BY MIKE FUHRMAN

After facing criticism for allowing rapid residential development in recent years, the Town of Mooresville is now accused of implementing a de facto moratorium on residential development.

Developers and property owners who unsuccessfully sought rezoning for two projects in the town’s extraterritorial jurisdiction in recent months have filed lawsuits in Iredell County Superior Court seeking to nullify the Town Board’s decisions to deny those rezoning requests. Both lawsuits claim that town commissioners attempted to exact unlawful concessions from the developers.

As a matter of policy, town officials and the town attorney do not comment on pending litigation.

In a recent interview, however, Mayor Miles Atkins defended the town board’s track record as it pertains to residential development.

“The board looks at these requests on their own and also in the totality of everything going on in that area and in the community,” he explained. “They are really focused on community benefit. Why is this good for Mooresville? What does it add, other than traffic? What need is it addressing?”

The town’s tax base has grown significantly over the past decade, enabling the Town Board to invest in new parks, a new police department and open a new library branch without raising taxes.

Commissioners have stated in open meetings that they prefer that rezoning requests for multi-family developments being submitted as conditional rezoning requests. That approach gives the Town Board the ability to require certain concessions, such as investments in traffic mitigation, as part of the final approval.

In the recent lawsuits, developers contend the town board has usurped state law in this area.
MT Land LLC and Moore Residential Real Estate Trust filed a lawsuit against the Town of Mooresville on February 24, seeking a court order nullifying the town board’s decision to deny a rezoning request for a 41.04-acre tract off Arabian Drive near Mooresville on January 3.

The lawsuit contends that the board denied the rezoning request after the property owner and developer failed to agree to conditions that the plaintiffs now contend were unlawful. The conditions included road and infrastructure improvements.

The plaintiffs’ attorney, L. Charles Grimes, asserts in the complaint that “the Town’s actions in seeking to force developers, including as to the property issues in this case, to either construct or contribute to infrastructure improvements (more specifically, road improvements) that extend far beyond the bounds of their development, are unlawful actions that are not reasonably, rationally, or proportionally related to the impacts of the development up for rezoning before the Town.

“This cannot stand under the law,” Grimes argue in the court filing.

The lawsuit contends that the town “has effectively instituted what is now an unlawful development moratorium, without following the proper legal statutory procedures of ordinance amendments or setting forth steps to actually remedy the alleged issues with traffic or other concerns.”

The claims in that lawsuit mirror those in another complaint filed by Grimes three weeks earlier.

PDC Land Acquisition LLC, Michael and Mabel Culbreth, the Katherine M. Keiger Trust, and Boyd Lake Properties RLLP filed a lawsuit against the Town of Mooresville on February 3 seeking a court order nullifying the Town Board’s rejection of a rezoning request on December 5, 2022.
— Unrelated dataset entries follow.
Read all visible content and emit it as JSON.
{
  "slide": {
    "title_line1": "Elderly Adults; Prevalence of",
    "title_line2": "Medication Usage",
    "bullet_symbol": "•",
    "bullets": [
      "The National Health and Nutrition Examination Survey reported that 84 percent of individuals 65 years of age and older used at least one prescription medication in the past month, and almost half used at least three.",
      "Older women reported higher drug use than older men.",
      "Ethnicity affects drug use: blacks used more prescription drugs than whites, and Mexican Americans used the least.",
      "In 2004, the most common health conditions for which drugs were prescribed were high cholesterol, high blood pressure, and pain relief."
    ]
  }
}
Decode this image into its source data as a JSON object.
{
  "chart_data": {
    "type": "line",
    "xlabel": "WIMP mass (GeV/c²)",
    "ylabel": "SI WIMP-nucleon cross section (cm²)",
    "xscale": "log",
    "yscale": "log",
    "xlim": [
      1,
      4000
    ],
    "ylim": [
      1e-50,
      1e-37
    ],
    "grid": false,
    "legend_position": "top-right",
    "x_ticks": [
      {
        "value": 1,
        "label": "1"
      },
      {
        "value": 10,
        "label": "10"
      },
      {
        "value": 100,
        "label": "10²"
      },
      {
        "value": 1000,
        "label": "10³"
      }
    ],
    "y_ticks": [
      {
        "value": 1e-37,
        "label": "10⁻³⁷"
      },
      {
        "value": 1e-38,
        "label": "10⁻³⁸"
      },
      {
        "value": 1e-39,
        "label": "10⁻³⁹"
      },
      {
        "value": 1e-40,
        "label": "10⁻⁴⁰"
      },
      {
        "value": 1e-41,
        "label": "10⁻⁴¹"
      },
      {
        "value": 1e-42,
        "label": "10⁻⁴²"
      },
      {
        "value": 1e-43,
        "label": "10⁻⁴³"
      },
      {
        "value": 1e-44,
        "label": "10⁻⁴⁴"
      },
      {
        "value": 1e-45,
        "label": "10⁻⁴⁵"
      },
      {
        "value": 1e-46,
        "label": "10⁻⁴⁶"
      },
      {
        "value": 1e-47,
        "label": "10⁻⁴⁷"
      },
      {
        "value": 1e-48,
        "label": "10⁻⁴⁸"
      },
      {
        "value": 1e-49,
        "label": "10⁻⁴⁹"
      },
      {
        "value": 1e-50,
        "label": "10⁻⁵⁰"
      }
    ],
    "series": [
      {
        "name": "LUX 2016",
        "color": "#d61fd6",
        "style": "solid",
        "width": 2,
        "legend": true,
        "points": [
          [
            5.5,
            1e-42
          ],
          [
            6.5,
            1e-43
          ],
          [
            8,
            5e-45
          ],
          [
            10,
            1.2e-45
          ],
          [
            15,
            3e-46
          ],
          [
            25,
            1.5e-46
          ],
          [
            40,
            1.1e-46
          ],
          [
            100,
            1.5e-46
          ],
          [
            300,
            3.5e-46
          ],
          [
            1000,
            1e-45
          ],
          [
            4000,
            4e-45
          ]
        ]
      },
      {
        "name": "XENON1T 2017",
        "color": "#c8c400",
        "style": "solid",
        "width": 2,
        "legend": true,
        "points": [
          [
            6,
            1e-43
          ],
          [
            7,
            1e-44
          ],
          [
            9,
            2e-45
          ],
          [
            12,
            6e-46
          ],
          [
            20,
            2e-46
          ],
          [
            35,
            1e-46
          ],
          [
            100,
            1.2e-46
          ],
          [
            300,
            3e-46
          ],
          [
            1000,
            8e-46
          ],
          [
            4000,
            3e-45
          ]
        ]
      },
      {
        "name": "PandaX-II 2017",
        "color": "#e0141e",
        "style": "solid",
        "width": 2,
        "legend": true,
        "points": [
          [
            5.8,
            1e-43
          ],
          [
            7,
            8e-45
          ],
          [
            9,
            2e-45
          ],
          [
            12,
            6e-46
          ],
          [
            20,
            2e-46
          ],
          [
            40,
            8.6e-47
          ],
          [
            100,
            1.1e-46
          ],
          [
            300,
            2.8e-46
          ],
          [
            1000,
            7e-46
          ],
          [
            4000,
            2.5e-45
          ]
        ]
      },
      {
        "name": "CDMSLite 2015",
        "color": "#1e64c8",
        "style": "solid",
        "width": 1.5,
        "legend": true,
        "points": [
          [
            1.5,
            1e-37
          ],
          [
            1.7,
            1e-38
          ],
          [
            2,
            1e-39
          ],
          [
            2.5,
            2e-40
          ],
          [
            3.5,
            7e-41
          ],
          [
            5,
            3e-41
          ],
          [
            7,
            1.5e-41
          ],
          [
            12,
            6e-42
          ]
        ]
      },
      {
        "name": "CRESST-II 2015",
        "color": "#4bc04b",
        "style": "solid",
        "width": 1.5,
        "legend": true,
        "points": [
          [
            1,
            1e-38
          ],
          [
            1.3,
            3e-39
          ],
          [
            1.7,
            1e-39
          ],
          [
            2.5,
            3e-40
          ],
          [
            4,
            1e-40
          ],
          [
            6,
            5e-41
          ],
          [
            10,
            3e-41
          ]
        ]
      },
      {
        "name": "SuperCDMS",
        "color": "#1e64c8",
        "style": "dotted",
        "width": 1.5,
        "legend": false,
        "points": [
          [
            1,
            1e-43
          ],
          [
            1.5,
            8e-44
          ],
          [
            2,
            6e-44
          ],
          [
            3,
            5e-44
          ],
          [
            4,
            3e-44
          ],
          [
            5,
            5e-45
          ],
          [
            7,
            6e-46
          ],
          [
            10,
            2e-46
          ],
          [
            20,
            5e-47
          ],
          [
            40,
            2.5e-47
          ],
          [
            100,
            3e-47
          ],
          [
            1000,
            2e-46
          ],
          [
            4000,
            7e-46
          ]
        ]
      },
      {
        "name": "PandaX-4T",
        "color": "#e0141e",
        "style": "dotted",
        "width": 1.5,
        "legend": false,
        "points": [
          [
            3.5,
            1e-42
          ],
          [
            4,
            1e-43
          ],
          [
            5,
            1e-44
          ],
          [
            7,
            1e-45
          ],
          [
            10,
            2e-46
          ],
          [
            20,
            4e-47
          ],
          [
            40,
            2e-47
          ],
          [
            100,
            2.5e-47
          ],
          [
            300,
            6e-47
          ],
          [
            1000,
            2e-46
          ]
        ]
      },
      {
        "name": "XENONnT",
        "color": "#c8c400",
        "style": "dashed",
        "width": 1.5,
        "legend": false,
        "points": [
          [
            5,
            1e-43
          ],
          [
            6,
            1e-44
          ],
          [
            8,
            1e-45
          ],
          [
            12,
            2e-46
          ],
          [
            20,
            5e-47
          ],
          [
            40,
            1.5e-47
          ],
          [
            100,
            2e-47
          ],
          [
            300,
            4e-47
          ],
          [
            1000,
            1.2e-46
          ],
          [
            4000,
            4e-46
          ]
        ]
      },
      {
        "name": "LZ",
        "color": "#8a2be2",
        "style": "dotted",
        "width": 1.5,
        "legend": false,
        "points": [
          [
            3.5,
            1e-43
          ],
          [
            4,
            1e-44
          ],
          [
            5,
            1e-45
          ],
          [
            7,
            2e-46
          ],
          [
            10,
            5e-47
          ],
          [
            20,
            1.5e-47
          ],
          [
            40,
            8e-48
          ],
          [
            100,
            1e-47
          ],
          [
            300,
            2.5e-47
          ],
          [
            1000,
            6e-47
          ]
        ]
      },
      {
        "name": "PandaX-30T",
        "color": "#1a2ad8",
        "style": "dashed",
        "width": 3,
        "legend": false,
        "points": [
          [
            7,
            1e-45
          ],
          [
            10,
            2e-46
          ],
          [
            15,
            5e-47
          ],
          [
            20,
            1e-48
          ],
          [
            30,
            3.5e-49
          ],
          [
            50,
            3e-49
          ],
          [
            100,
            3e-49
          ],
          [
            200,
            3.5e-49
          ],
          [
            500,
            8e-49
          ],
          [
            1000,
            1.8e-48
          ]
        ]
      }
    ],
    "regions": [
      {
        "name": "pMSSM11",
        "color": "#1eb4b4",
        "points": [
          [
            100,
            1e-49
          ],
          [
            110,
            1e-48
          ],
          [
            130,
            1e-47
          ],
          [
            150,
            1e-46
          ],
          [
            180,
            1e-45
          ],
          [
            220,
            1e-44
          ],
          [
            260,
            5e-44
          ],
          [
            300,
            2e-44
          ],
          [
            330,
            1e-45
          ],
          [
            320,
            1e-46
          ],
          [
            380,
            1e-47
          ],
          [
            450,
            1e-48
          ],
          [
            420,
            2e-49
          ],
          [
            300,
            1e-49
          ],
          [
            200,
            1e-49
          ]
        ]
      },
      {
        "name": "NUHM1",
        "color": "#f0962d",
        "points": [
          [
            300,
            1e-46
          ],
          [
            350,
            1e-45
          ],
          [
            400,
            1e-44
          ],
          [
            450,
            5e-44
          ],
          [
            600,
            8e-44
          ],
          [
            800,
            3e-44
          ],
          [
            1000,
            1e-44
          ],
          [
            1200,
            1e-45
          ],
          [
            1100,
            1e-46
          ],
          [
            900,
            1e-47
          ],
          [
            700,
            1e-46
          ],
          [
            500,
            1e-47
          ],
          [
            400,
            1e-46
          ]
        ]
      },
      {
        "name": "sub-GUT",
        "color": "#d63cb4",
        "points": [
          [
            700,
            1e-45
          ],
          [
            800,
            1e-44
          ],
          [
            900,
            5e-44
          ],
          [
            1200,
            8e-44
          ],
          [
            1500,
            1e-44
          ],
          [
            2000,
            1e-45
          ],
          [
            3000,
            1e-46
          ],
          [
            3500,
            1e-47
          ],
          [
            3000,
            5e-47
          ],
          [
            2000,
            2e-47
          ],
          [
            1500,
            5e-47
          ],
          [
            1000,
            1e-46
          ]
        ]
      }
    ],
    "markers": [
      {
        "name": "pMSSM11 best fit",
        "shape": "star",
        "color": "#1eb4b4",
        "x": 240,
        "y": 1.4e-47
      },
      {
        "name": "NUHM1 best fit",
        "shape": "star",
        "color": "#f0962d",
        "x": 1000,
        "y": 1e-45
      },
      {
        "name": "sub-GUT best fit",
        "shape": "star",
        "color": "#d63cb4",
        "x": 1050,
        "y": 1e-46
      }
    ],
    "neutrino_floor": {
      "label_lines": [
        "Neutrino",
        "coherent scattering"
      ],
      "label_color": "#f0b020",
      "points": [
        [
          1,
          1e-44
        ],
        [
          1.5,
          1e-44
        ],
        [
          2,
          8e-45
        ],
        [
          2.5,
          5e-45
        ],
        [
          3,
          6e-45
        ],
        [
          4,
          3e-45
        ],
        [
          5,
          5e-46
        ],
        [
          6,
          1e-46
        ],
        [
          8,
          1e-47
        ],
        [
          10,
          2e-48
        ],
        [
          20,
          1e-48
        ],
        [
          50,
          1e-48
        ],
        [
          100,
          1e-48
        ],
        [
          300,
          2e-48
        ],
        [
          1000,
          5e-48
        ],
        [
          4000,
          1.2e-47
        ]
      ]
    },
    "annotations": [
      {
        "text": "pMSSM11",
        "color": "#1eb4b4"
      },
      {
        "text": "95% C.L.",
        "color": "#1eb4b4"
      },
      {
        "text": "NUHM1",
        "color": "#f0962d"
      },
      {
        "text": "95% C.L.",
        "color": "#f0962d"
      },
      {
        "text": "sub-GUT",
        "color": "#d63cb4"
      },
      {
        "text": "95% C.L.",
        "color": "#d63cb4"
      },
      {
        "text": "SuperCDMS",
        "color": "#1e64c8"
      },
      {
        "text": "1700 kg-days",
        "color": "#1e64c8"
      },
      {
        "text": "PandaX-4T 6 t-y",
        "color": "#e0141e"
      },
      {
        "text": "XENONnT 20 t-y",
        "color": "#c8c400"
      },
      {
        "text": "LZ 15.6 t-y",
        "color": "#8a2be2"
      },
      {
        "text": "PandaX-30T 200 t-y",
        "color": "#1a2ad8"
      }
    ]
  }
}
In that application, the landowners and developers sought to rezone seven parcels totaling 17.9 acres on Culbreth Lane near Mooresville.

As in the other lawsuit, Grimes contends the Town Board’s denial of the rezoning request was based on the developer and property owner’s inability “to suddenly accept and acquiesce to the Defendant’s very large exaction requests.”

The complaint also contends the Town Board “has effectively instituted what is now an unlawful development moratorium” in the Langtree Road area.

Grimes argues “the Town has not followed the proper procedures required of it by the laws of North Carolina in instituting a lawful moratorium and ban.” As a result, the Town Board’s decision in the Culbreth Lane rezoning request should be overturned, according to the complaint.

In almost every rezoning request brought before commissioners in the past year, residents have asked the Town Board to tap the brakes on development, raising concerns about traffic congestion and the impact on property values. In some cases, environmental concerns have also been raised.

Some residents have called for an outright moratorium on large residential developments. In North Carolina, state law allows for only a short-term ban on new development.

The mayor said commissioners and staff have heard these complaints.

“We’re all very sensitive to the infrastructure and roads and traffic,” Atkins said.

The Town Board, according to the mayor, is more receptive at this point in time to mixed-use development projects that have a variety housing options and retail space. Large multi-family developments have been viewed with less enthusiasm over the past few months.

While respecting the rights of property owners to sell and develop their property, commissioners have also repeatedly expressed concerns about the rising cost of housing and the ability of middle-class families to rent or buy a home in the town.

When a developer comes to the Town Board with a project, “our question is starting to become is this a product that our teachers, our police officers, our public works folks — can they afford to live there,” Atkins said.